Macropteranthes kekwickii, commonly known as bullwaddy, is a species of woody tree or shrub native to the Northern Territory in Australia.

==Description==
M. kekwickii is a dry-season deciduous tree that grows up to six metres high, with small leaves growing on short branchlets.

== Taxonomy ==
M. kekwickii was first described by Ferdinand von Mueller, but the name was not published validly since the genus name had not been established.
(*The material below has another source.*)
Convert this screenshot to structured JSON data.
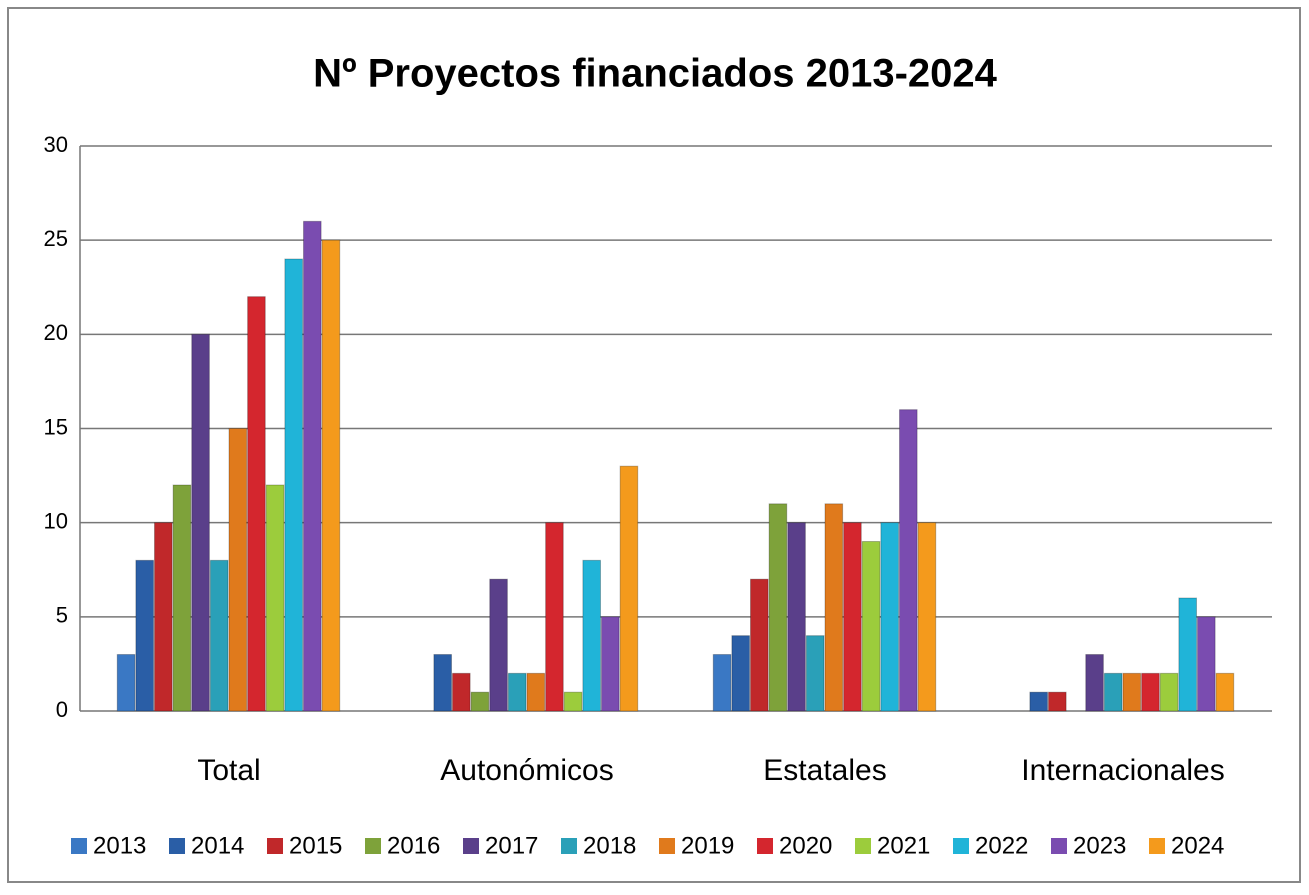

The description was finally published in 1864 in George Bentham's "Flora Australiensis". The type specimen was found at Newcastle Water, on M'Douall Stuart's Expedition."

==Ecology==
M. kekwickii is found mostly on lateritic soils in the Sturt Plateau bioregion of the Victoria Plains tropical savanna ecoregion. Together with lancewood (Acacia shirleyi), it forms a distinct plant community known as lancewood-bullwaddy woodland. The woodlands have a dense tree canopy and can form impenetrable thickets, with many climbing vines and a sparser understorey of forbs, small shrubs, ferns, and mosses. The woodlands are more fire-sensitive, and less fire-prone, than the adjacent eucalyptus woodlands. These woodlands and thickets are home to many of the fire-sensitive species characteristic of Australia's rainforest flora.